Falling Off the Wall

“The prophet is considered a fool, the inspired man a maniac. The prophet, along with my God, is the watchman over Ephraim, yet snares await him on all his paths, and hostility in the house of his God.” Hosea 9:7-8

Even though God sets people on the wall (Isaiah 62:6-7) to align with His purposes and to pray for His will to be done on earth, it’s easy to fall off the wall. Here are five reasons why people who are genuinely called to watch over the church in prayer, fall from the ministry God set them in:

  1. Self-doubt. Watchmen have prophetic experiences to inspire them to pray, but because everyone doesn’t experience the same things they do, they are called “maniacs;” or in our day, made out to be “weird.” It’s easy to question whether God really did speak and to question why He would tell you and not everyone. “Who do I think I am?” is often an accusing thought. 
  2. Rejection. “Hostility in the house of God” means everyone doesn’t appreciate your intensity. Sometimes church leaders feel threatened by people’s “revelations” and seek to shut watchmen down. 
  3. Suspicion. Revelation 12:10 tells us that Satan is “the accuser of the brethren.” He will mimic prophetic experiences (He disguises himself as an angel of light) to watchmen that sow suspicions in their hearts about leaders and churches. He uses things that have actually happened and were actually said to make the case that God is against His own church because of their many sins. 
  4. Discouragement. In a pragmatic world that supremely values action, it can seem like prayer is a waste of time. When Mary poured precious perfume on Jesus, the church leadership said, “Why this waste?” (Matthew 26:8) Needs will always exist and there will always be time to do practical things after prayer, but please know that the highest calling is to “waste” time worshiping Jesus. 
  5. Depression. In a place of intercession God shares some of His burden with us. We see clearly how wide the gap is between how things are and how they should be. Our burden must be prayed back to God because the government is on Jesus’ shoulders, not ours. (Isaiah 9:6) The enemy would have us be self-proclaimed martyrs who are carrying everyone’s burdens for them.
Posted in Isaiah, Matthew, Psalms

Set on the Wall

“I have set watchmen on your walls, oh Jerusalem; they will never be silent day or night. You who call on the Lord, give yourselves no rest, and give Him no rest until He establishes Jerusalem and makes her the praise of the earth.” Isaiah 62:6-7

Why does God set people on the wall to ask Him to do what He already said He wants to do? He wants His church to agree on earth with His purposes as free moral agents, so that we share with Him in every victory that is won. We cannot bring His kingdom without Him, and He won’t bring His kingdom without us wanting it, and asking for it.

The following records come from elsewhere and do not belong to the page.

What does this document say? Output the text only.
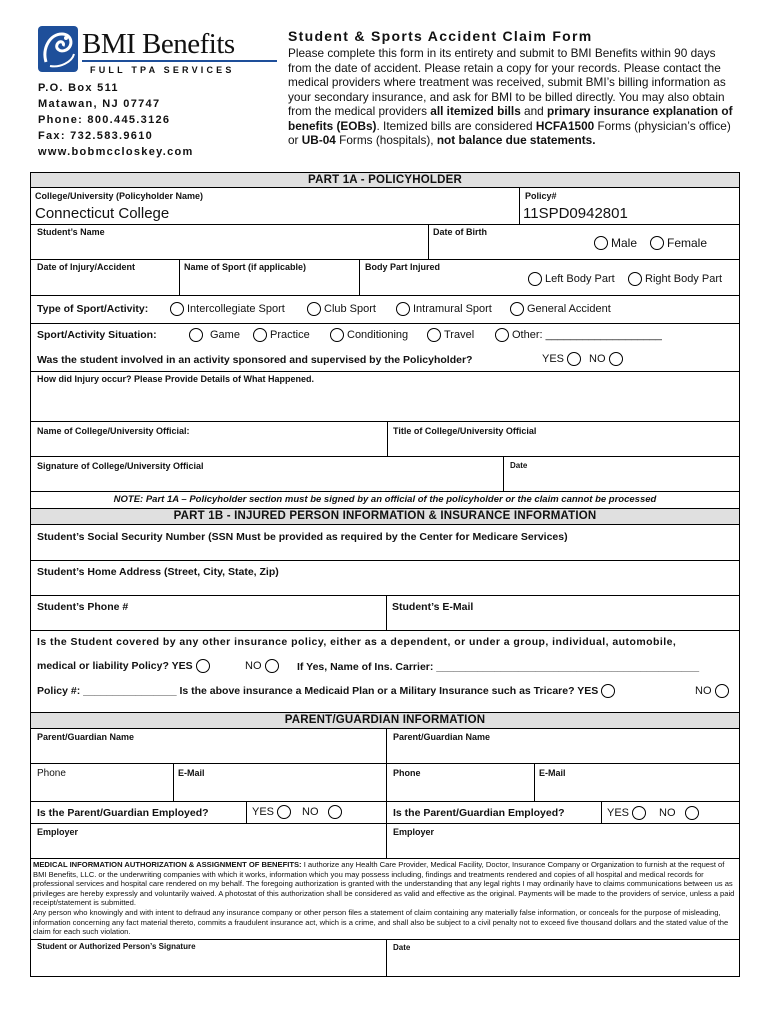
BMI Benefits
FULL TPA SERVICES
P.O. Box 511
Matawan, NJ 07747
Phone: 800.445.3126
Fax: 732.583.9610
www.bobmccloskey.com
Student & Sports Accident Claim Form
Please complete this form in its entirety and submit to BMI Benefits within 90 days from the date of accident. Please retain a copy for your records. Please contact the medical providers where treatment was received, submit BMI’s billing information as your secondary insurance, and ask for BMI to be billed directly. You may also obtain from the medical providers all itemized bills and primary insurance explanation of benefits (EOBs). Itemized bills are considered HCFA1500 Forms (physician’s office) or UB-04 Forms (hospitals), not balance due statements.
PART 1A - POLICYHOLDER
College/University (Policyholder Name)
Connecticut College
Policy#
11SPD0942801
Student’s Name	Date of Birth
Male Female
Date of Injury/Accident	Name of Sport (if applicable)	Body Part Injured
Left Body Part	Right Body Part
Type of Sport/Activity:	Intercollegiate Sport	Club Sport	Intramural Sport	General Accident
Sport/Activity Situation:	Game	Practice	Conditioning	Travel	Other: ___________________
Was the student involved in an activity sponsored and supervised by the Policyholder?	YES NO
How did Injury occur? Please Provide Details of What Happened.
Name of College/University Official:	Title of College/University Official
Signature of College/University Official	Date
NOTE: Part 1A – Policyholder section must be signed by an official of the policyholder or the claim cannot be processed
PART 1B - INJURED PERSON INFORMATION & INSURANCE INFORMATION
Student’s Social Security Number (SSN Must be provided as required by the Center for Medicare Services)
Student’s Home Address (Street, City, State, Zip)
Student’s Phone #	Student’s E-Mail
Is the Student covered by any other insurance policy, either as a dependent, or under a group, individual, automobile,
medical or liability Policy? YES	NO	If Yes, Name of Ins. Carrier: _____________________________________________
Policy #: ________________ Is the above insurance a Medicaid Plan or a Military Insurance such as Tricare? YES	NO
PARENT/GUARDIAN INFORMATION
Parent/Guardian Name	Parent/Guardian Name
Phone	E-Mail	Phone	E-Mail
Is the Parent/Guardian Employed?	YES	NO	Is the Parent/Guardian Employed?	YES	NO
Employer	Employer
MEDICAL INFORMATION AUTHORIZATION & ASSIGNMENT OF BENEFITS: I authorize any Health Care Provider, Medical Facility, Doctor, Insurance Company or Organization to furnish at the request of BMI Benefits, LLC. or the underwriting companies with which it works, information which you may possess including, findings and treatments rendered and copies of all hospital and medical records for professional services and hospital care rendered on my behalf. The foregoing authorization is granted with the understanding that any legal rights I may ordinarily have to claims communications between us as privileges are hereby expressly and voluntarily waived. A photostat of this authorization shall be considered as valid and effective as the original. Payments will be made to the providers of service, unless a paid receipt/statement is submitted.
Any person who knowingly and with intent to defraud any insurance company or other person files a statement of claim containing any materially false information, or conceals for the purpose of misleading, information concerning any fact material thereto, commits a fraudulent insurance act, which is a crime, and shall also be subject to a civil penalty not to exceed five thousand dollars and the stated value of the claim for each such violation.
Student or Authorized Person’s Signature	Date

In this heaven and hell are alike: both seek agreement on earth from human beings so they can bring their purposes to pass on the earth. “I thought God was sovereign,” you may argue. He absolutely is. The only reason it is like this is because He planned it to be this way. “Our God is in heaven, He does whatever pleases Him.” (Psalm 115:3) This necessary agreement by earth is what pleases Him.

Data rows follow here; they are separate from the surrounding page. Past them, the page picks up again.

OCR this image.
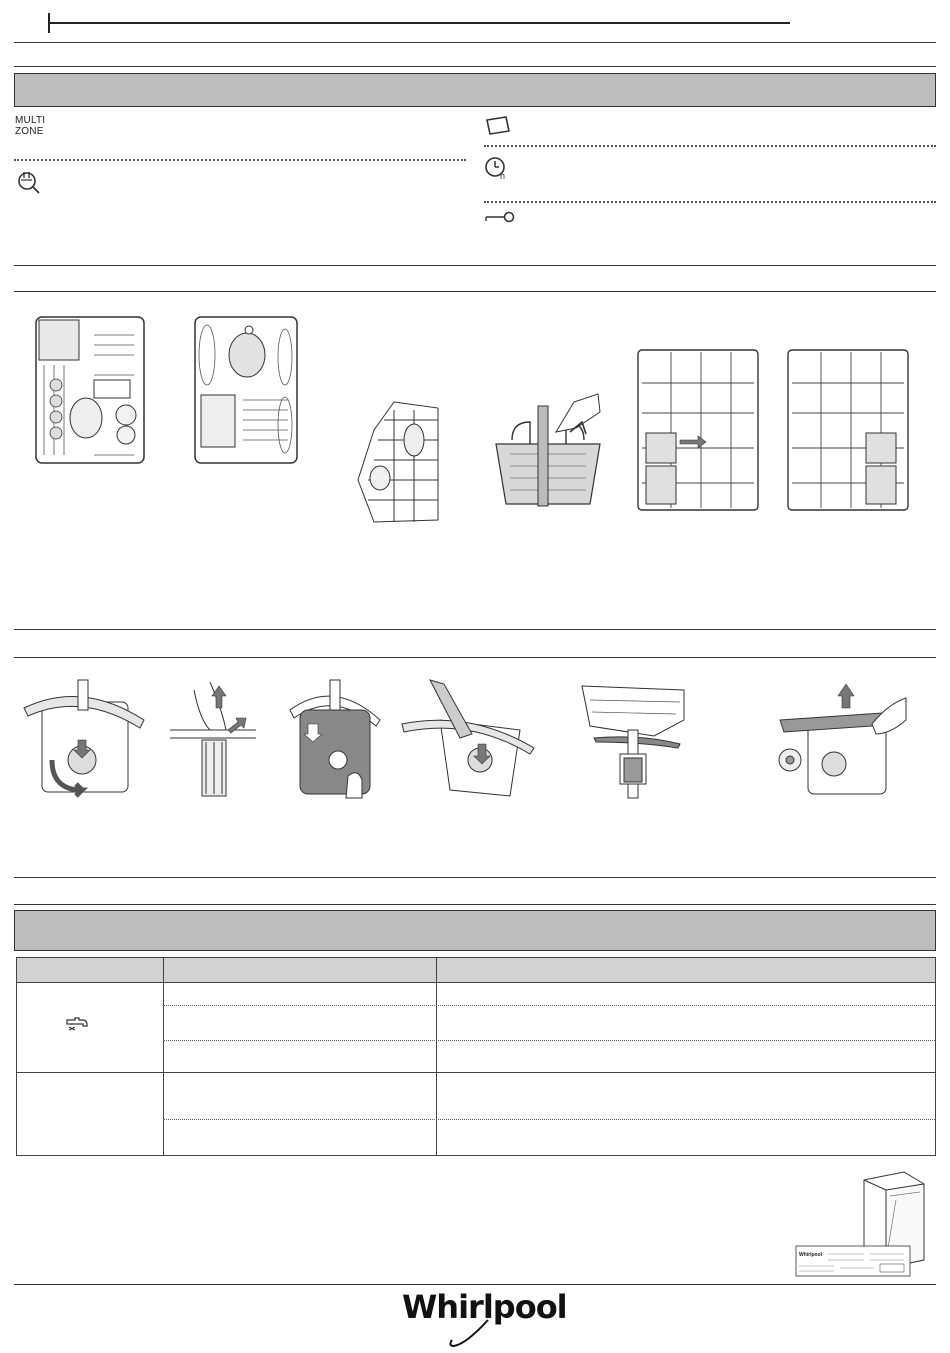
MULTI
ZONE
h
Whirlpool
Whirlpool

If hell can get people to live in fear, anger, pride, greed, and lust then this darkness will be increased by demons who will dwell in these strongholds. The Father allows it because He has chosen to not force Himself, or His ways on us.

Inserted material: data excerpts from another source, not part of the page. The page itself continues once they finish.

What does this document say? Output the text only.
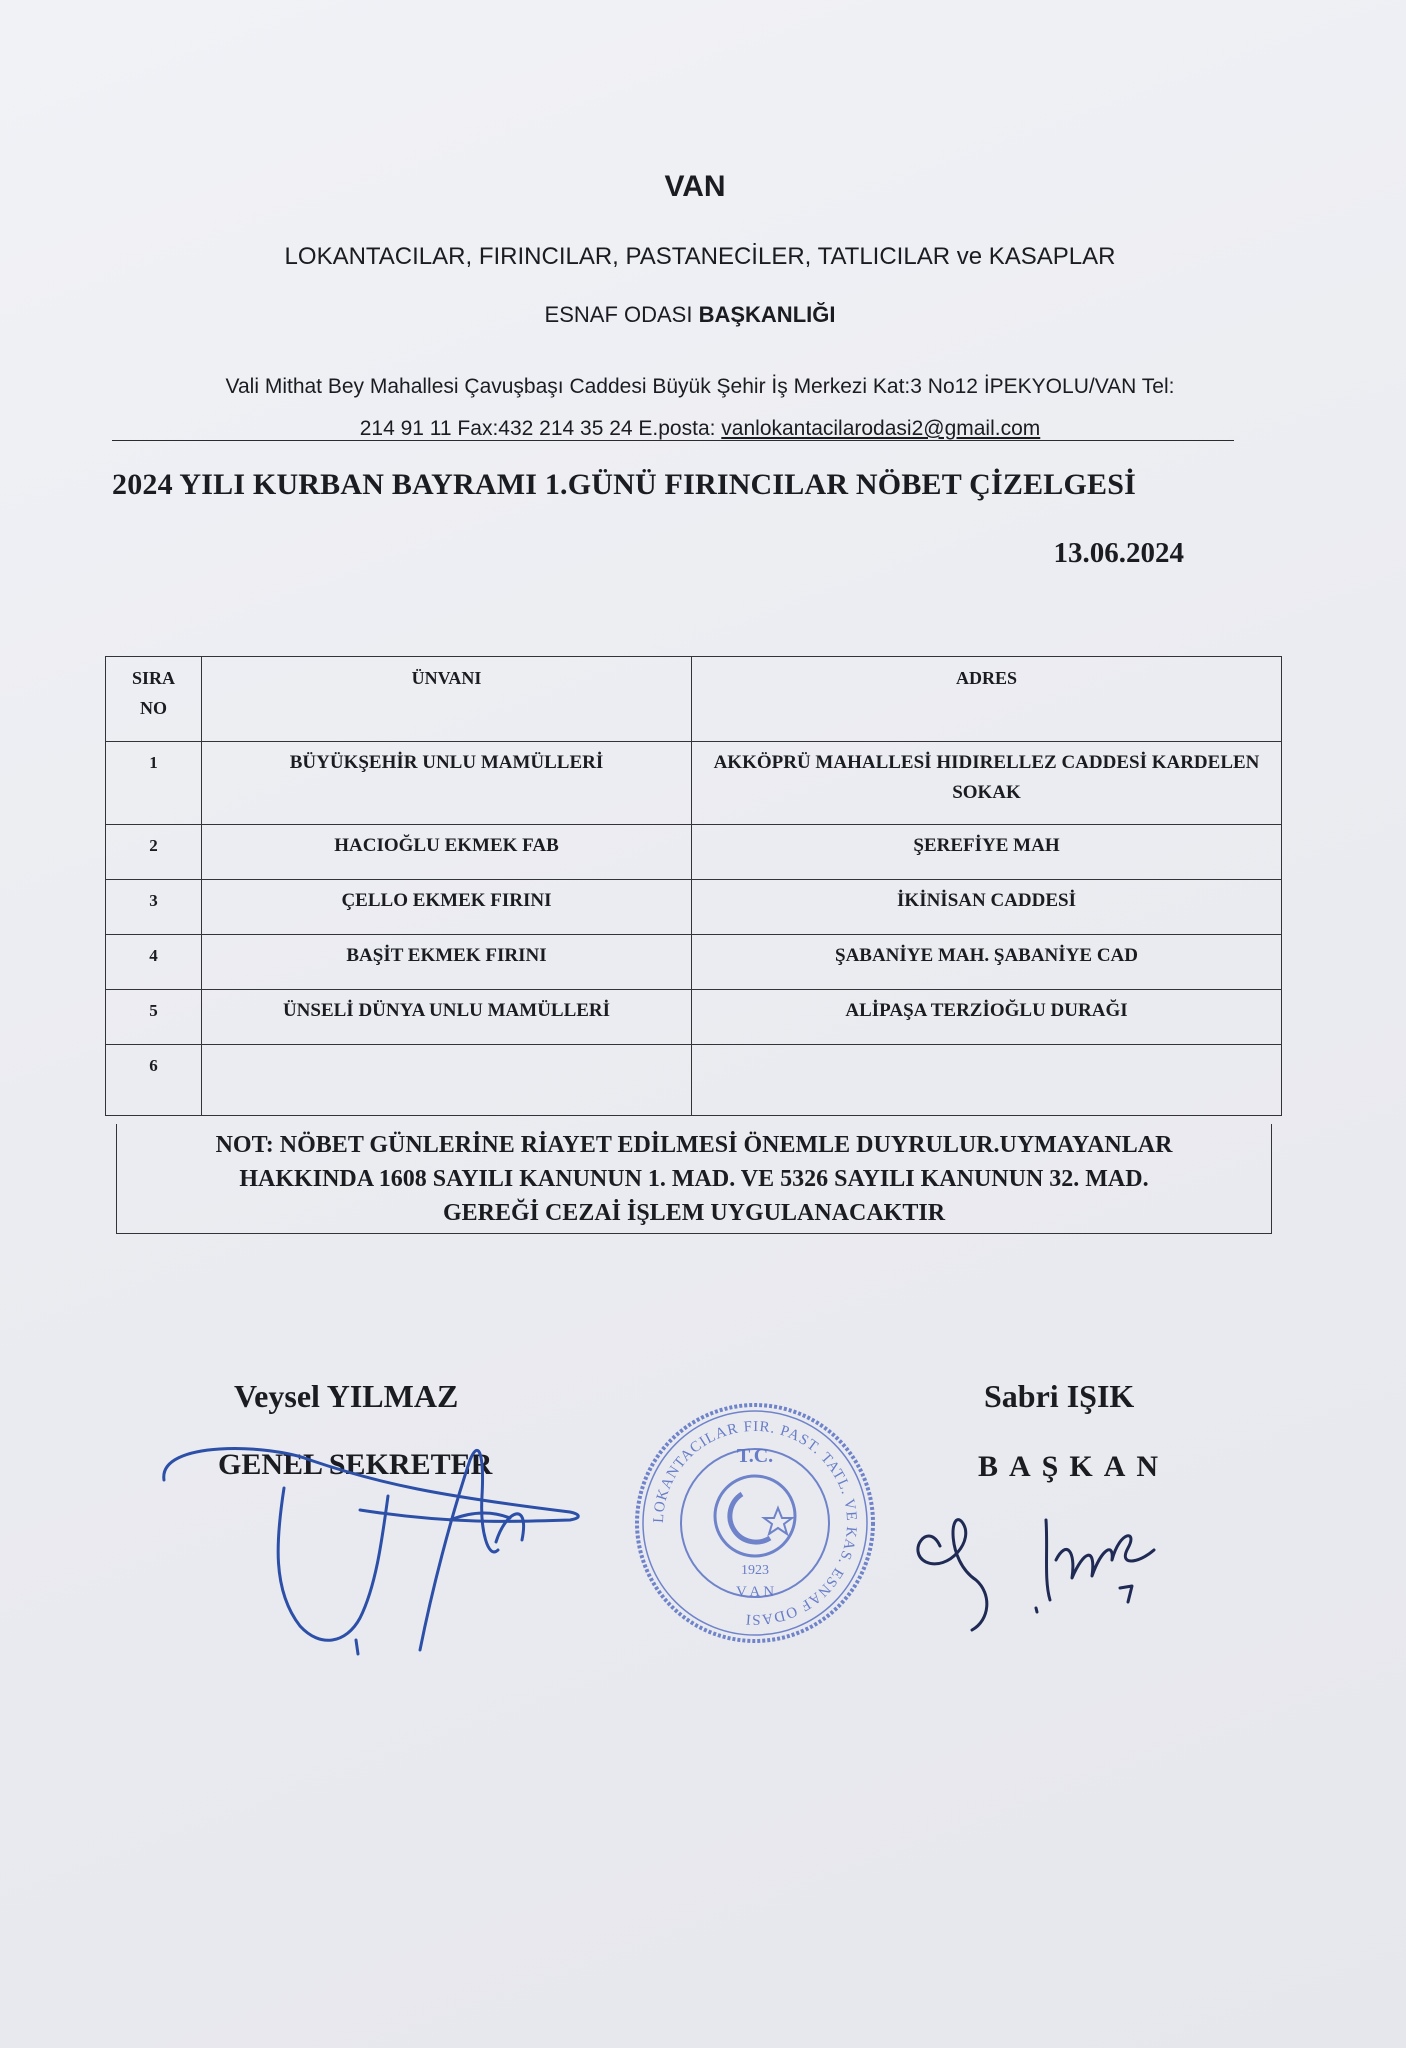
VAN
LOKANTACILAR, FIRINCILAR, PASTANECİLER, TATLICILAR ve KASAPLAR
ESNAF ODASI BAŞKANLIĞI
Vali Mithat Bey Mahallesi Çavuşbaşı Caddesi Büyük Şehir İş Merkezi Kat:3 No12 İPEKYOLU/VAN Tel:
214 91 11 Fax:432 214 35 24 E.posta: vanlokantacilarodasi2@gmail.com
2024 YILI KURBAN BAYRAMI 1.GÜNÜ FIRINCILAR NÖBET ÇİZELGESİ
13.06.2024
SIRA
NO	ÜNVANI	ADRES
1	BÜYÜKŞEHİR UNLU MAMÜLLERİ	AKKÖPRÜ MAHALLESİ HIDIRELLEZ CADDESİ KARDELEN SOKAK
2	HACIOĞLU EKMEK FAB	ŞEREFİYE MAH
3	ÇELLO EKMEK FIRINI	İKİNİSAN CADDESİ
4	BAŞİT EKMEK FIRINI	ŞABANİYE MAH. ŞABANİYE CAD
5	ÜNSELİ DÜNYA UNLU MAMÜLLERİ	ALİPAŞA TERZİOĞLU DURAĞI
6		
NOT: NÖBET GÜNLERİNE RİAYET EDİLMESİ ÖNEMLE DUYRULUR.UYMAYANLAR
HAKKINDA 1608 SAYILI KANUNUN 1. MAD. VE 5326 SAYILI KANUNUN 32. MAD.
GEREĞİ CEZAİ İŞLEM UYGULANACAKTIR
Veysel YILMAZ
GENEL SEKRETER
Sabri IŞIK
BAŞKAN
LOKANTACILAR FIR. PAST. TATL. VE KAS. ESNAF ODASI
T.C.
1923
V A N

But listen to the promise heaven gives: “I tell you that if two of you agree about anything you ask for, it will be done for you by My Father in heaven. For where two or three come together in My Name, there I am.” (Matthew 18:19-20) When we agree together for the beauty and purposes of heaven to be manifested and ask the Father for this, Jesus Himself will come and establish on earth what we have agreed on.

Our text makes it clear we must persist in our asking and expect a progressive answer as we “give Him no rest” until He has done all He has promised. Some of the greatest heroes of the church are the prayer warriors. Their primary labor is not horizontal but vertical, where God has set them on the wall for this purpose. Without prayer, what we do horizontally as a church will have little lasting effect.